Web scraping is a process used to extract content from a website. With this plugin, you can extract publicly available, numeric data from websites and store it as an Ubidots variable.
Note: Some websites have strict policies against automated scraping. Please check the website policies first to make sure you're not violating any of their user terms. |
Requirements
An active Ubidots account
1. Getting the device and variable’s labels
Creating this plugin requires six inputs, which include having both a device label and a variable label that will receive the data generated by the plugin.
To get the device label you can either create a new device or use an already existing one in your account.
Go into your device and copy the device label, which, in our case, is “scraper”.
Then, create a new variable within the device you’ll use and copy its label too. In our case, it’s “price-variable”.
2. Getting the URL and the Target XPath
The next two inputs we need are those related to the value we want to extract from a website: The URL of the website that hosts the value and the target XPath of the numerical value.
To get these inputs just go to the website's page that contains the value you want to retrieve and:
Copy the URL of the page. In our case, we’re interested in following the price of Amazon’s stocks, so we copied this link:
Now, locate the numerical value you want to track on that website. We, for example, want to track this value, the price of the stock:
To get the XPath, right-click on the value and inspect it. Once the dev tools open, go to the element that corresponds to the numerical value, which should be highlighted, and right-click on it → go to copy → copy XPath. In our example, the XPath is “//*[@id="quote-header-info"]/div[3]/div[1]/div[1]/fin-streamer[1]”.

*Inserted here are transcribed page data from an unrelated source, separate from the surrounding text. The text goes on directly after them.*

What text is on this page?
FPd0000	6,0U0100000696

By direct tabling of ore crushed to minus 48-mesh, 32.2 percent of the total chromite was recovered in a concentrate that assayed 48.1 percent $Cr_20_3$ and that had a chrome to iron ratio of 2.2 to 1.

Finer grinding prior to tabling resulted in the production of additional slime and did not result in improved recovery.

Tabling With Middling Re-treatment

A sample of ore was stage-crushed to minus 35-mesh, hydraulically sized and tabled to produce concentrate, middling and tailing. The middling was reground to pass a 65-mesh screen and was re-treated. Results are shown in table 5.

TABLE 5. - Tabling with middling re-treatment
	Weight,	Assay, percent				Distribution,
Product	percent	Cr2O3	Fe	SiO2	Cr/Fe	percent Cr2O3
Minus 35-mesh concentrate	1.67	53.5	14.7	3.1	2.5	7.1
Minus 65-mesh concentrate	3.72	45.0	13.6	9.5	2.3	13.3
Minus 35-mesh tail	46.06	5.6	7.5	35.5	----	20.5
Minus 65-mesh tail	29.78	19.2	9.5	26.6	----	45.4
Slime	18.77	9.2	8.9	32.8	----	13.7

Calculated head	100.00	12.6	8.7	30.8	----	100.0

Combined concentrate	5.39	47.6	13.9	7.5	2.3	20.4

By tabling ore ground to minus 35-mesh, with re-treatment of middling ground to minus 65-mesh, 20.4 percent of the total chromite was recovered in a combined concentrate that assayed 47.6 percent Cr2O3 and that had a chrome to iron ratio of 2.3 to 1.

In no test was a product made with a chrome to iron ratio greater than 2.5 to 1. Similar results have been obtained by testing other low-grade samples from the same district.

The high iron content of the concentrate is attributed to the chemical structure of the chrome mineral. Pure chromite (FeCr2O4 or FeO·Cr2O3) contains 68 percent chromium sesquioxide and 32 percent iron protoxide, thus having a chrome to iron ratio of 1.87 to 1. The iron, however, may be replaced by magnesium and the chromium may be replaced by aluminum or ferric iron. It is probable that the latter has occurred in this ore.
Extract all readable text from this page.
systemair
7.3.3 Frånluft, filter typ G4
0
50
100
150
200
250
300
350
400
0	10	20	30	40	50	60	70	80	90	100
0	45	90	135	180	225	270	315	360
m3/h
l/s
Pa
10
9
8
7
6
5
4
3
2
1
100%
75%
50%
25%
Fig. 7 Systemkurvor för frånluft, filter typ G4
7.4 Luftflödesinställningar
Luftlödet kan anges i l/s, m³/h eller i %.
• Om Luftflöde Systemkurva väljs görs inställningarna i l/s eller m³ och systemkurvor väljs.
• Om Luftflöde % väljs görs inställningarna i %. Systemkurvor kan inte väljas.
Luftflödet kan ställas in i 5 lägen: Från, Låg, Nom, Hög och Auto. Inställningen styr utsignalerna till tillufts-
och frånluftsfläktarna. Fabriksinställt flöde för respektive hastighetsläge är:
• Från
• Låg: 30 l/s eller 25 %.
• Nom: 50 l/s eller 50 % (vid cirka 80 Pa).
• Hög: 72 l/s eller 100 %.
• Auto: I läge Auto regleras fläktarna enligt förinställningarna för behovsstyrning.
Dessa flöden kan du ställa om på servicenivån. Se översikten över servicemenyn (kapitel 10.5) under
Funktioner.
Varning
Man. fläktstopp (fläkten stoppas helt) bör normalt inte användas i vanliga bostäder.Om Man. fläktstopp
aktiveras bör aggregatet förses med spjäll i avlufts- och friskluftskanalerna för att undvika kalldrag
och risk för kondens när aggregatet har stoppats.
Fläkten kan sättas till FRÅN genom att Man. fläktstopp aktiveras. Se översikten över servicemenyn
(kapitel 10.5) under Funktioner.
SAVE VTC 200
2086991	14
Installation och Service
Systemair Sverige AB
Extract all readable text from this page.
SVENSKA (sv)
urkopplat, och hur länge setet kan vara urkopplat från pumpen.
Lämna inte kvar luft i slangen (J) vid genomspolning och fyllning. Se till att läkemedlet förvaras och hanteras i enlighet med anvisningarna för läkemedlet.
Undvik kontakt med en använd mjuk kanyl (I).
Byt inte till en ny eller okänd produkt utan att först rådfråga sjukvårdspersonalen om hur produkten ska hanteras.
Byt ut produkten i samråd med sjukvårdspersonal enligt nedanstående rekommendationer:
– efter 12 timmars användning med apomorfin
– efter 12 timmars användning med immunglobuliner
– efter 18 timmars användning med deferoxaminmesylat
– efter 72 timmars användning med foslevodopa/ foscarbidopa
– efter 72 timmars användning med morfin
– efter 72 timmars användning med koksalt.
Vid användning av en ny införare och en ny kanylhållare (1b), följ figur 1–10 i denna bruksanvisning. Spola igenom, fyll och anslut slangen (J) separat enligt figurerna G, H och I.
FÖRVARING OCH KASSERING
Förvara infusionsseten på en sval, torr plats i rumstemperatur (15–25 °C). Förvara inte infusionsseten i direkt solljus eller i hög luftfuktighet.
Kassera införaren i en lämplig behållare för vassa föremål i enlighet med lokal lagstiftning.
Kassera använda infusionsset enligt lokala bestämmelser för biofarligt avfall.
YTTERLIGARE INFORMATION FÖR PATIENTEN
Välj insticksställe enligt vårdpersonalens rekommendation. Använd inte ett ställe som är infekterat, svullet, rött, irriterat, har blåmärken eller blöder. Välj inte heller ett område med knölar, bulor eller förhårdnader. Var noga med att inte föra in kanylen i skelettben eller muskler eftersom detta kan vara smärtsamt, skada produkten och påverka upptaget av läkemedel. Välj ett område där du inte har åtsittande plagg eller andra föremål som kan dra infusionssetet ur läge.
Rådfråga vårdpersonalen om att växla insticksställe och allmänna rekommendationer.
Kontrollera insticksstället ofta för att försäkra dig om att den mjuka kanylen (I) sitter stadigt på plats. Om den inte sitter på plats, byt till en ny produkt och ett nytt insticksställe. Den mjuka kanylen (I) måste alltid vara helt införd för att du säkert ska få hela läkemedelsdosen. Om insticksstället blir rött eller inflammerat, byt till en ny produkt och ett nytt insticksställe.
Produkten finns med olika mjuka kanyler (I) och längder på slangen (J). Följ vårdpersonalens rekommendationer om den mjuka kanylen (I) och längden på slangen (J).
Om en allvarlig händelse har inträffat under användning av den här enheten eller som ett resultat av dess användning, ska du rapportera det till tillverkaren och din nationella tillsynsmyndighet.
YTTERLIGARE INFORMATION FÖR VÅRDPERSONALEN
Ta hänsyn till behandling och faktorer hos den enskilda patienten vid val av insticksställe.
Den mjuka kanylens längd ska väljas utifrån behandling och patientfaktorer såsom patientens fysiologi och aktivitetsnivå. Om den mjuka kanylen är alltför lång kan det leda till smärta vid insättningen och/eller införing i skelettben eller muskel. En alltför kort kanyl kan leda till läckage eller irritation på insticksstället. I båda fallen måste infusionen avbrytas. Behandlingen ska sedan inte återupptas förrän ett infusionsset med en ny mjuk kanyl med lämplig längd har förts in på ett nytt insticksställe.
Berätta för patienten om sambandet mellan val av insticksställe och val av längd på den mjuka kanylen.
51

3. Creating a Web Scraper plugin
Having these four inputs, we can now go to our Ubidots account → Devices → Plugins.
There, create a new Web Scraper plugin and fill in the input fields with the information we gathered in the previous steps.
For the last two inputs, choose the token you want to use and the run time of the plugin.
After a final step where you can choose a name and a description for your plugin, your variable should start receiving data at the time rate you selected. Just create a widget for you to visualize the data and you’ll be all set.